Mental work can be more tiresome than physical work, depending on the individual jobs. You aren't "on" all the time. This isn't a statement against or for a 4 day work week, only countering part of the narrative.
Right now the job market is a mess... developer wages are severely suppressed and almost everything is "contract" based and lacking basic benefits like good medical insurance, vacation time, etc. It pretty much sucks. AI is not a panacea, and it's not a replacement for skilled developers. Not only that, but a junior developer + AI can literally be several steps backward compared to a skilled developer without AI or with.

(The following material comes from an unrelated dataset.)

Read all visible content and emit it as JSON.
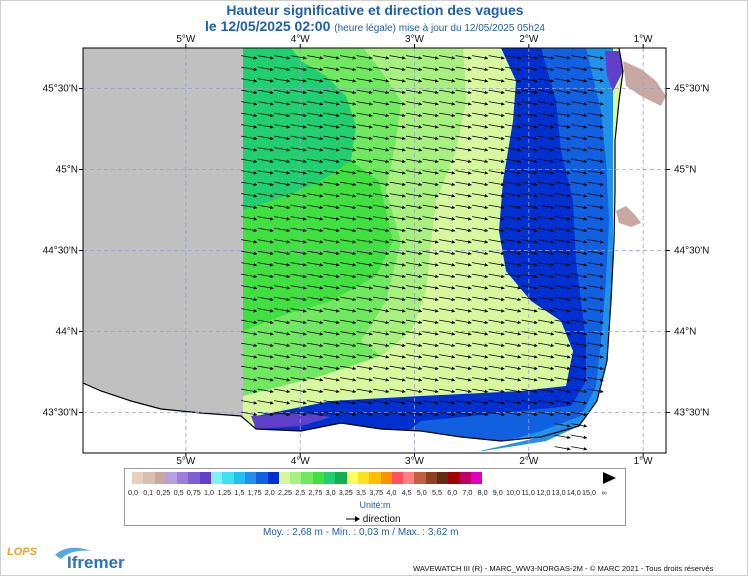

I'm seeing a lot of cool things happen on GitHub projects I follow, a lot of it allowed by leveraging AI... most of the best stuff not left to AI alone. It's a tool. On the flip side, I do think a lot of major employers need to return to actual employees with actual, meaningful benefits and even start implementing profit sharing... There are a lot of people pushing for outright Communism, and they're winning elections in some places. Just from a CYA point of view, it's time to treat the workforce a little better. I'd rather not have communism become prominent in the US... it won't be pretty.
Marx called it exploitation for a reason.
That would be true if you and only you are 10x more productive than anyone else. Since everyone is now 10x more productive it just means you have to work just as much as before since you're competition can outwork you. I don't get why people don't understand this.